Um dos pressupostos fundamentais da nova ordem de mercados sustentáveis e primeiro limite a ser cobrado pela sociedade é o uso sustentável do solo e o respeito e preservação dos ecossistemas. Já contamos, no Brasil, com o ordenamento regulamentar, que exige proteção às APPs - Áreas de Preservação Permanente, tal como definidas na Resolução Conama n° 302, de 2003.

As APPs estendem-se por todo o território nacional, cobrindo matas ciliares e topos de morros, áreas consideradas de essencial importância para a sustentabilidade de diversos ecossistemas e a legislação brasileira requer que as APPs sejam protegidas e exclui a possibilidade de exploração dos recursos nelas existentes, para que a regeneração de sua cobertura vegetal nativa ocorra sem impedimentos.

As APPs permeiam todas as áreas nas quais se desenvolvem atividades econômicas que utilizam largamente o solo, e, conseqüentemente, o uso desse solo e a efetiva proteção das APPs constituem os primeiros limites que a nova ordem de mercados sustentáveis imporá às empresas brasileiras, notadamente as empresas que se utilizam de recursos florestais.
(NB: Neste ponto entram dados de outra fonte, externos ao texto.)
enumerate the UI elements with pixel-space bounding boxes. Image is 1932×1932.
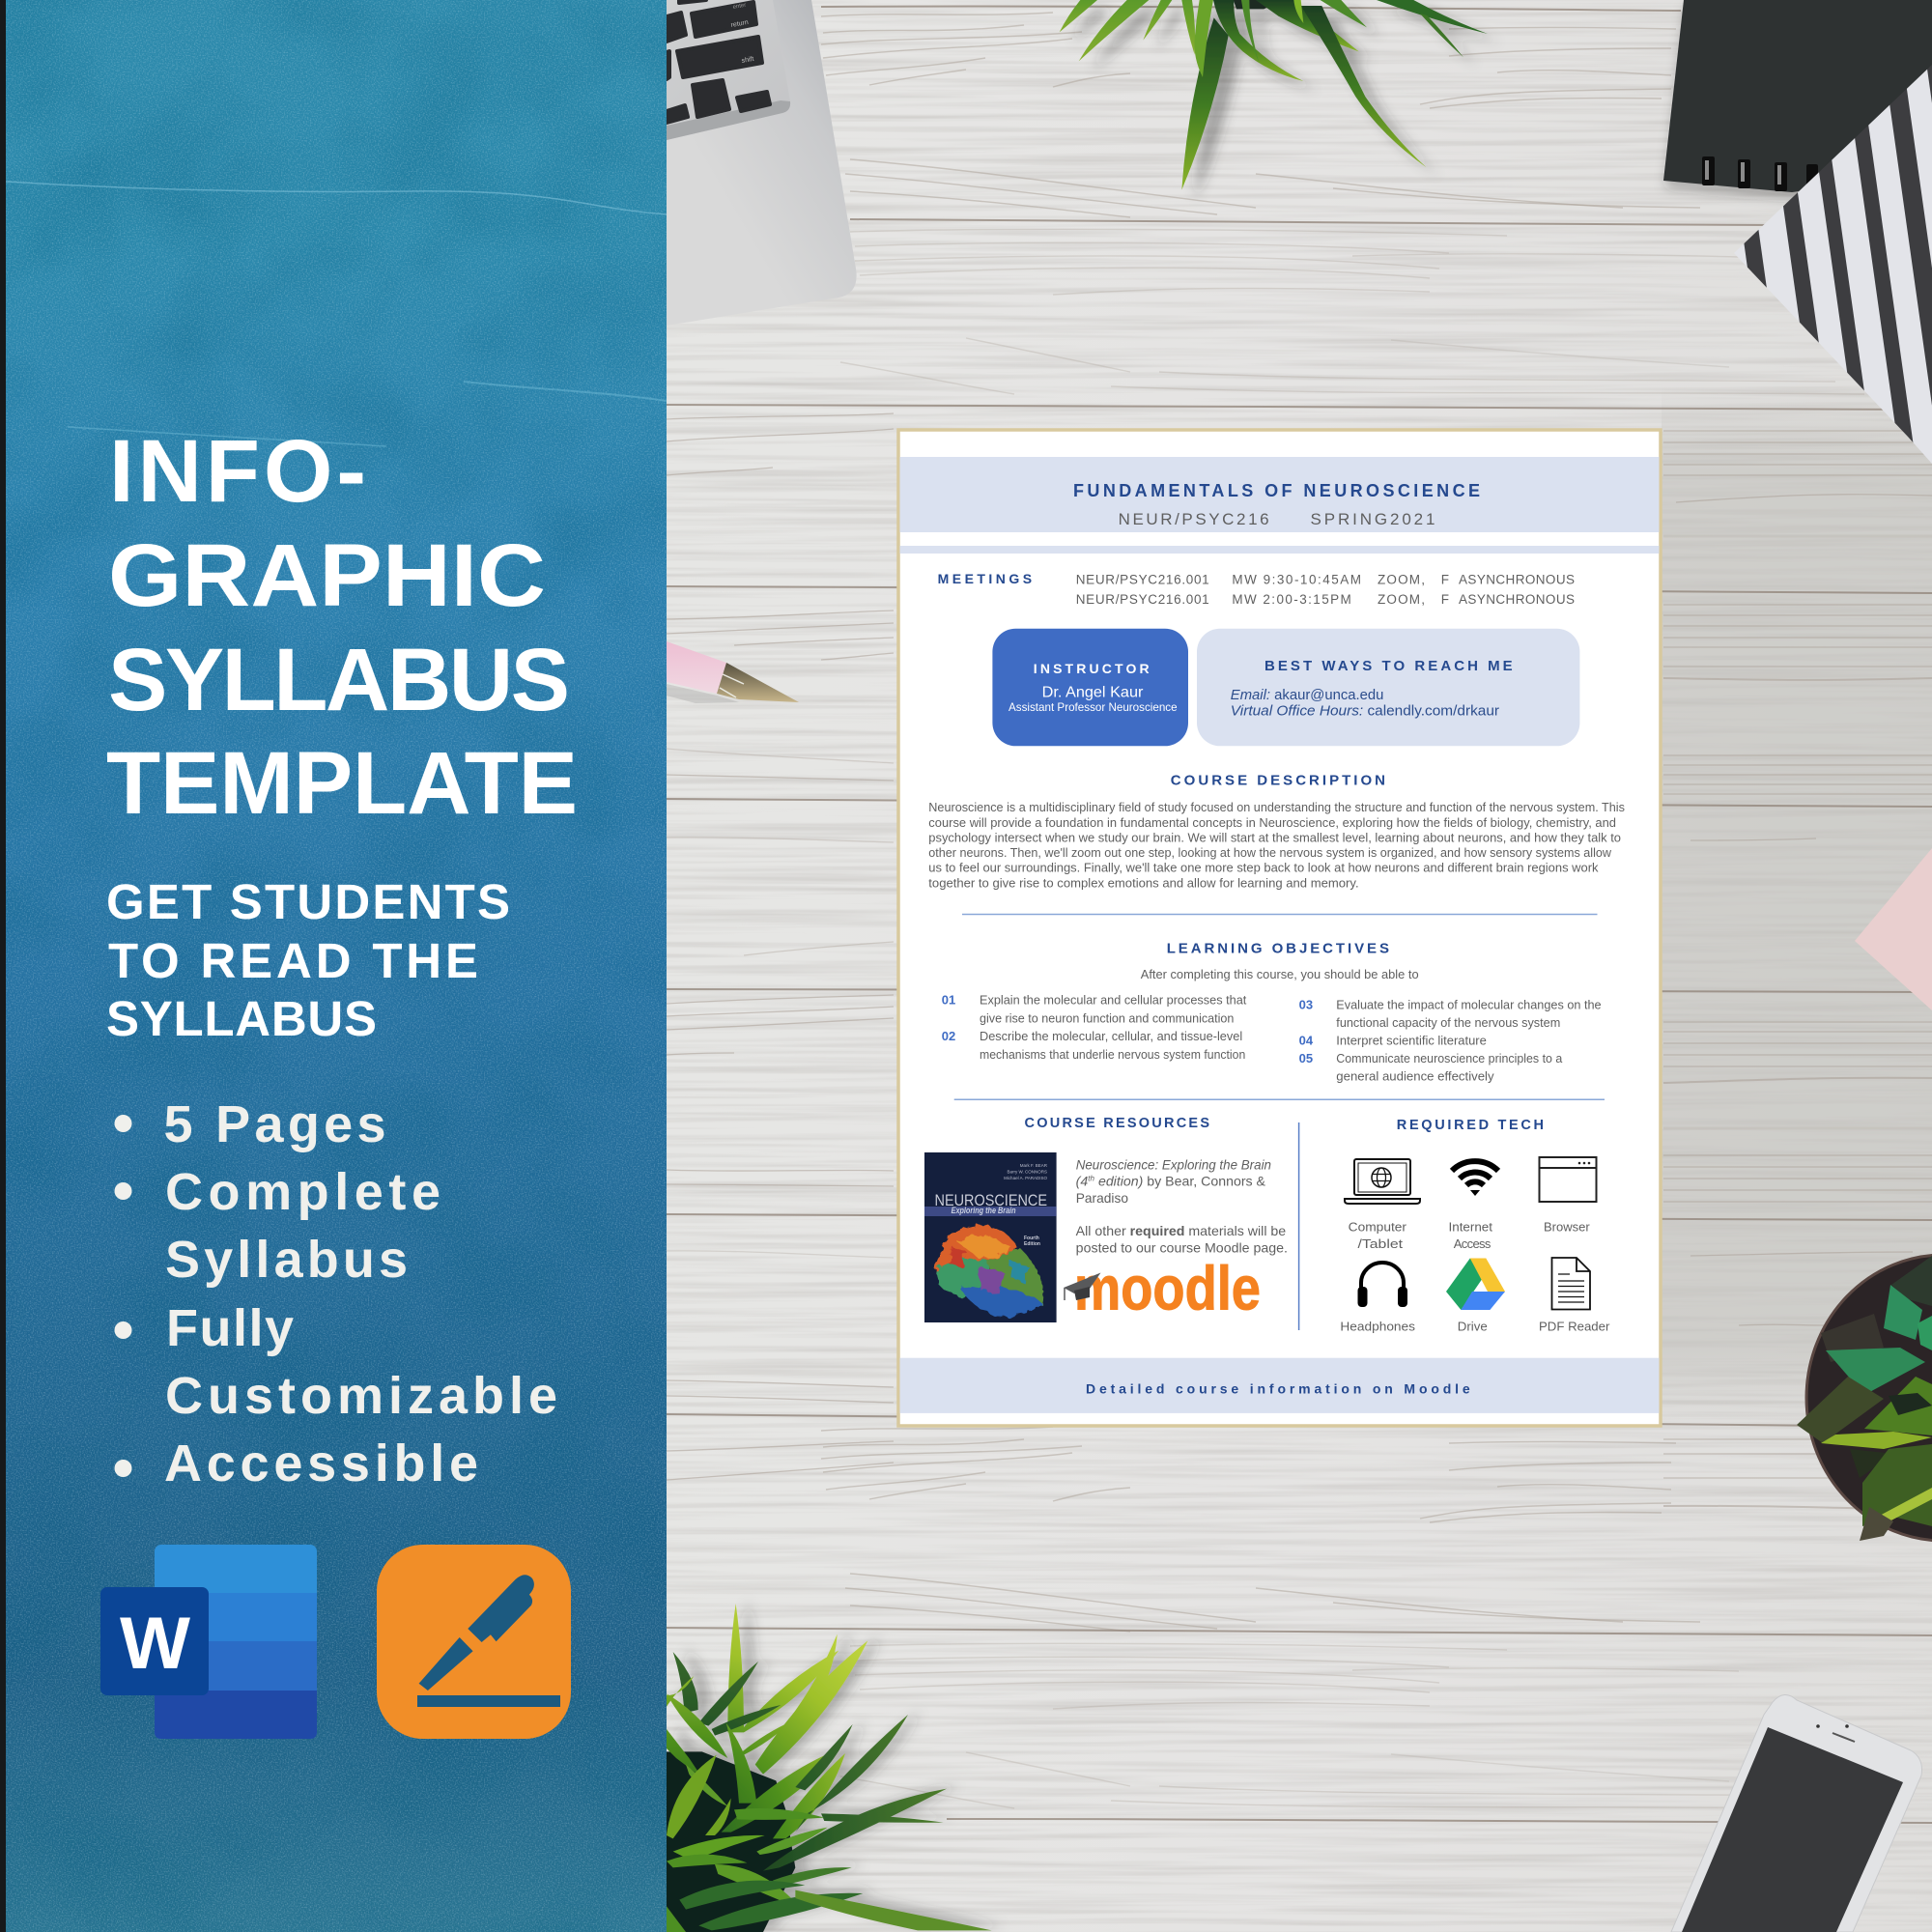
contact card — [1197, 629, 1579, 746]
succulent plant — [1797, 1255, 1932, 1541]
course description: course will provide a foundation in fundamental concepts in Neuroscience, exploring how the fields of biology, chemistry, and — [928, 815, 1616, 830]
feature bullet list: Accessible — [164, 1435, 478, 1492]
meetings: ZOOM, — [1378, 592, 1425, 607]
tech captions: Computer — [1349, 1220, 1407, 1235]
white phone — [1671, 1694, 1922, 1932]
pink pen — [667, 641, 799, 703]
icon: browser window — [1540, 1157, 1596, 1202]
instructor card: Dr. Angel Kaur — [1042, 685, 1144, 701]
tech captions: Access — [1454, 1236, 1492, 1251]
pink paper corner — [1855, 848, 1932, 1010]
course description: other neurons. Then, we'll zoom out one step, looking at how the nervous system is organized, and how sensory systems allow — [928, 845, 1612, 860]
meetings: NEUR/PSYC216.001 — [1076, 592, 1209, 607]
learning objectives: LEARNING OBJECTIVES — [1167, 940, 1389, 956]
course resources — [924, 1116, 1288, 1323]
learning objectives: give rise to neuron function and communication — [980, 1011, 1234, 1026]
footer band — [900, 1358, 1660, 1413]
main title: TEMPLATE — [106, 734, 578, 833]
tech captions: /Tablet — [1358, 1236, 1403, 1251]
textbook description: Paradiso — [1076, 1190, 1128, 1206]
header band: NEUR/PSYC216 — [1119, 510, 1269, 528]
footer band: Detailed course information on Moodle — [1086, 1381, 1470, 1397]
textbook description — [1076, 1156, 1288, 1255]
textbook cover: Exploring the Brain — [952, 1206, 1016, 1216]
left panel — [0, 0, 667, 1932]
learning objectives: 01 — [942, 993, 955, 1008]
learning objectives: 02 — [942, 1029, 955, 1043]
subtitle — [106, 874, 510, 1046]
icon: PDF document — [1551, 1258, 1590, 1310]
background: white wood planks — [667, 0, 1932, 1932]
meetings: ZOOM, — [1378, 573, 1425, 587]
meetings: F — [1441, 573, 1449, 587]
icon: laptop — [1345, 1159, 1420, 1204]
icon: Pages pen — [377, 1545, 571, 1739]
meetings: F — [1441, 592, 1449, 607]
header band: FUNDAMENTALS OF NEUROSCIENCE — [1073, 481, 1480, 500]
tech captions — [1340, 1220, 1610, 1333]
learning objectives: 04 — [1299, 1033, 1314, 1047]
main title: INFO- — [109, 422, 366, 521]
feature bullet list: Complete — [165, 1163, 440, 1221]
tech captions: Browser — [1544, 1220, 1590, 1235]
top plant — [1060, 0, 1488, 190]
meetings: MW 9:30-10:45AM — [1232, 573, 1361, 587]
course description — [928, 773, 1625, 890]
header band: SPRING2021 — [1310, 510, 1435, 528]
learning objectives: Interpret scientific literature — [1336, 1033, 1487, 1047]
learning objectives: 03 — [1299, 997, 1313, 1011]
icon: wifi — [1452, 1161, 1498, 1196]
contact card: Email: akaur@unca.edu — [1231, 688, 1383, 703]
tech captions: PDF Reader — [1539, 1320, 1610, 1333]
textbook description: by Bear, Connors & — [1147, 1173, 1264, 1188]
contact card: Virtual Office Hours: calendly.com/drkaur — [1231, 704, 1499, 720]
main title — [106, 422, 578, 833]
course description: COURSE DESCRIPTION — [1171, 773, 1385, 789]
instructor card: INSTRUCTOR — [1034, 661, 1150, 676]
notebook and striped folder — [1663, 0, 1932, 473]
textbook cover: Fourth — [1024, 1236, 1039, 1241]
instructor card — [992, 629, 1188, 746]
laptop corner: enter — [732, 3, 747, 11]
subtitle: GET STUDENTS — [106, 874, 510, 929]
header band — [900, 457, 1660, 554]
meetings: ASYNCHRONOUS — [1459, 592, 1575, 607]
learning objectives: general audience effectively — [1336, 1069, 1494, 1084]
contact card: BEST WAYS TO REACH ME — [1264, 658, 1513, 674]
notebook — [1663, 0, 1932, 192]
icon: Microsoft Word: W — [120, 1603, 190, 1685]
learning objectives: Communicate neuroscience principles to a — [1336, 1051, 1563, 1065]
icon: Google Drive — [1446, 1258, 1505, 1310]
course description: us to feel our surroundings. Finally, we'll take one more step back to look at how neurons and different brain regions work — [928, 861, 1599, 875]
syllabus document — [898, 430, 1661, 1426]
main title: SYLLABUS — [108, 631, 570, 729]
striped folder — [1735, 66, 1932, 464]
feature bullet list: Fully — [166, 1299, 294, 1357]
laptop corner: return — [730, 19, 749, 29]
feature bullet list: Customizable — [165, 1367, 557, 1425]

A proteção efetiva das APPs implica em sua vedação à exploração econômica e, portanto, não geram receitas. A equação financeira de proprietários de APPs, para responder a esses critérios específicos da economia sustentável, torna-se um pouco mais complexa. Entretanto, felizmente já dispomos no Brasil de uma forma para viabilizar a proteção devida àquelas áreas: trata-se da recém aprovada Metodologia para Reflorestamento de Áreas Protegidas com Créditos de Carbono, a partir de reflorestamentos realizados em áreas protegidas, nas quais a cobertura vegetal deve ser preservada, proposta pela AES Tietê e aprovada pelo Comitê Executivo do MDL - Mecanismo de Desenvolvimento Limpo, no âmbito do Protocolo de Kyoto, da Convenção Global sobre Mudanças do Clima, das Nações Unidas.

Com essa metodologia, é possível se desenvolver projetos de reflorestamento em áreas protegidas, viabilizados economicamente, com créditos de carbono certificados pelo MDL. Essa metodologia resultou do sonho de brasileiros, conscientes da necessidade de que o Brasil protagonize uma ideologia positiva sobre como assegurar sustentabilidade ao desenvolvimento brasileiro.

A metodologia é de domínio público, todos podem utilizá-la para elaborar projetos de reflorestamento em áreas protegidas, os quais poderão assegurar coexistência ambiental-mente sustentável, legítima e pacífica, globalmente aceita, de grandes projetos florestais e de uso de extensas áreas de terras com os ecos-sistemas brasileiros. O caminho para a sustentabilidade das florestas brasileiras está aberto! Vamos todos lançar mãos à obra!